GPA : 3 enfants ont été inscrits à l'état civil... qui disait que cela n'arriverait pas ?
Publié le 15 Mai 2015
Du jamais vu. Et pourtant nous avions prévenu : la Loi Taubira, la circulaire, bref, autant d'entourloupes pour réduire l'homme à l'état de marchandise...
Le tribunal de grande instance de Nantes a donné raison à trois familles qui désiraient que leurs enfants, nés à l'étranger de GPA, soient inscrits sur les registres de l'état civil.
Il y a 2 ans, nous avions prévenu que cela arriverait et beaucoup nous ont accusé de "fantasmer", d'avoir des raisons "farfelues" pour entraver les droits des autres, blablabla...

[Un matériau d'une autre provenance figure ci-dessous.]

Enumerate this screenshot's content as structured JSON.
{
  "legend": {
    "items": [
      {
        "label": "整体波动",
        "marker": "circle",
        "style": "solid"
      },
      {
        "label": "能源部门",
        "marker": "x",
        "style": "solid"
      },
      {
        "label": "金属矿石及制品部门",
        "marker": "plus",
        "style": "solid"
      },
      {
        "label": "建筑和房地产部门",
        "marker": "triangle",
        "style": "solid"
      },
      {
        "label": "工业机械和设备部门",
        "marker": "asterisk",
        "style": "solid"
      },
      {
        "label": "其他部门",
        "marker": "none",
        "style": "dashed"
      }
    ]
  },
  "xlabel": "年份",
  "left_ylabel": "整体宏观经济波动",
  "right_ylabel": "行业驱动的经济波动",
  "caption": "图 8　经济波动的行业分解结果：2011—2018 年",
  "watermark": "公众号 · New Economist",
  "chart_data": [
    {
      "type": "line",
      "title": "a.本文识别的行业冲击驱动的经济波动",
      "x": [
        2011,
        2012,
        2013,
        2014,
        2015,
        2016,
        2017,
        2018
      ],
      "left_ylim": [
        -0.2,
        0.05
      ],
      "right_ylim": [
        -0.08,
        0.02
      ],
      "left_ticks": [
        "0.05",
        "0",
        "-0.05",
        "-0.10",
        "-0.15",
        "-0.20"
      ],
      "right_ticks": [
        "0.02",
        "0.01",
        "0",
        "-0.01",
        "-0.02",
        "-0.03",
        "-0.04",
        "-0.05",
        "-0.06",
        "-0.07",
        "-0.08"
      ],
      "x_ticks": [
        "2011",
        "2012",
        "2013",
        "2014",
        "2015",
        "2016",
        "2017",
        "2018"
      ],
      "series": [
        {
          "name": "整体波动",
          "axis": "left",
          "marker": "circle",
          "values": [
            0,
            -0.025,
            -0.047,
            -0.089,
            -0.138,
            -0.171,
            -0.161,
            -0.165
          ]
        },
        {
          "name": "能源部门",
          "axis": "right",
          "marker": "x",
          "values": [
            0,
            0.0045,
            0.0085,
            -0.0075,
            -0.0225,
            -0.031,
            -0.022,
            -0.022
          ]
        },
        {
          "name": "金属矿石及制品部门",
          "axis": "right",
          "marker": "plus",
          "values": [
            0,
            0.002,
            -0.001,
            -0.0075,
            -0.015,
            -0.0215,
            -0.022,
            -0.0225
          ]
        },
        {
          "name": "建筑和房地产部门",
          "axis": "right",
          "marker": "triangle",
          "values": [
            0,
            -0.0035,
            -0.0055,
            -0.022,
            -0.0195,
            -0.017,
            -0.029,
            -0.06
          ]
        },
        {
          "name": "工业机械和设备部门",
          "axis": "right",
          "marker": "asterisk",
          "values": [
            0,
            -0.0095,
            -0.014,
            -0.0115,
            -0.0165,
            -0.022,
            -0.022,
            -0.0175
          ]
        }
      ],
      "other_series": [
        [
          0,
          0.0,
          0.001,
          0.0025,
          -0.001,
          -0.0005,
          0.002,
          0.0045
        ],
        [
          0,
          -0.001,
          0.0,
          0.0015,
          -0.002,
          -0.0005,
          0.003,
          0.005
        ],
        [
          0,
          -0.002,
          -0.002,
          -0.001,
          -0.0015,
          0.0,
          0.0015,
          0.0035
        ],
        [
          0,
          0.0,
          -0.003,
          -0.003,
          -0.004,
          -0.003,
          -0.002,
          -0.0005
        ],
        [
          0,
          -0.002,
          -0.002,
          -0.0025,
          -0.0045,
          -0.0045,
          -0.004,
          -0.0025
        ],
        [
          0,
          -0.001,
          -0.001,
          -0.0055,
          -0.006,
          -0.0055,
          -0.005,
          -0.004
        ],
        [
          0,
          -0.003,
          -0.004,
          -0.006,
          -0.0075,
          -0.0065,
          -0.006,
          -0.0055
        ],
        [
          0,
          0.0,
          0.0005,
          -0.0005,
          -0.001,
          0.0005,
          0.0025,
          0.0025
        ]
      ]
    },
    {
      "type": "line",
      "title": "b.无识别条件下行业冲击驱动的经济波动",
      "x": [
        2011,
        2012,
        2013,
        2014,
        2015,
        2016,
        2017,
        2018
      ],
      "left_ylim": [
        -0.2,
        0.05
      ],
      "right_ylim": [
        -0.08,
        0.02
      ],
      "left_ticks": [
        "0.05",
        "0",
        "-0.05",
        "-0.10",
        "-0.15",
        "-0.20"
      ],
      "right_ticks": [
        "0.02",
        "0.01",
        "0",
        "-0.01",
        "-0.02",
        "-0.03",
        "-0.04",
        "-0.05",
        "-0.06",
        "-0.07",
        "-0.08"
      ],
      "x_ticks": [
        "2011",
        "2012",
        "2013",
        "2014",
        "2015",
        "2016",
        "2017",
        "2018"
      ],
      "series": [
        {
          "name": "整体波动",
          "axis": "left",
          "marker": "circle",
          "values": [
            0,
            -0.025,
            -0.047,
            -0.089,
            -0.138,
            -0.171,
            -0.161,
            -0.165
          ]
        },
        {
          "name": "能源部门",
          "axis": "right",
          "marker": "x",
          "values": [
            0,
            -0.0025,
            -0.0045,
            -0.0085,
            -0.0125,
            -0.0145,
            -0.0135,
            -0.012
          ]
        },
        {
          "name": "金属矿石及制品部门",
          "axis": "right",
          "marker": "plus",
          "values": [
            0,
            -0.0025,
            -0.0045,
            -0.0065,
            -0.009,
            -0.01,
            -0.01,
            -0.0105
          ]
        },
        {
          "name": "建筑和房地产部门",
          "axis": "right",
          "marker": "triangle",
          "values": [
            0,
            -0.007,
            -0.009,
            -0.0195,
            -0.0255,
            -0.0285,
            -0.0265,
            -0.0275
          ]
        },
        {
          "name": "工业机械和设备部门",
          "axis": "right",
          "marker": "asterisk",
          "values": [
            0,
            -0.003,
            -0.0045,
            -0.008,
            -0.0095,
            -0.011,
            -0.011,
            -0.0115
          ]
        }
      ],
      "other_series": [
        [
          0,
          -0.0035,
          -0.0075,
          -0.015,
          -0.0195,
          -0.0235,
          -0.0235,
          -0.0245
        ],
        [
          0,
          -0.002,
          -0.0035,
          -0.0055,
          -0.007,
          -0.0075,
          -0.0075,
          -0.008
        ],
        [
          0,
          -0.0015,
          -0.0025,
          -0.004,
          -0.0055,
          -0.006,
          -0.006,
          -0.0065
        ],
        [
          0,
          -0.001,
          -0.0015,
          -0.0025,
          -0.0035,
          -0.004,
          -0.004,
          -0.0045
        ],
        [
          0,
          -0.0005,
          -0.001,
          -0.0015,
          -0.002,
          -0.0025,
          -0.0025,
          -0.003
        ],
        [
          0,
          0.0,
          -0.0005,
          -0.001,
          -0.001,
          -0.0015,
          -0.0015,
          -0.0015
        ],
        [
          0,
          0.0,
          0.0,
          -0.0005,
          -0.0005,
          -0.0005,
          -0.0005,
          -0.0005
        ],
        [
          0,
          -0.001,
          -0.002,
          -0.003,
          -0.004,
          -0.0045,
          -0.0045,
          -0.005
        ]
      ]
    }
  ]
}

N'empêche, maintenant, c'est trop tard : le mal est fait.
Lisez plutôt :
Le TGI de Nantes donne raison à des enfants nés de GPA à l'étranger
Les actes de naissance de trois enfants nés de GPA à l'étranger seront finalement inscrits sur les registres de l'état civil. Le TGI de Nantes a également condamné le parquet aux dépens dans chacun des trois dossiers, ainsi qu'à rembourser 1 000 euros de frais d'avocats aux familles. Se basant sur les décisions de la Cour européenne des droits de l'homme de juillet 2014, condamnant la France dans deux affaires de refus de retranscription d'actes d'état civil pour des enfants nés par GPA aux Etats-Unis. Dans ces deux affaires, la CEDH a rappelé la primauté de l'intérêt supérieur de l'enfant sur l'intérêt général.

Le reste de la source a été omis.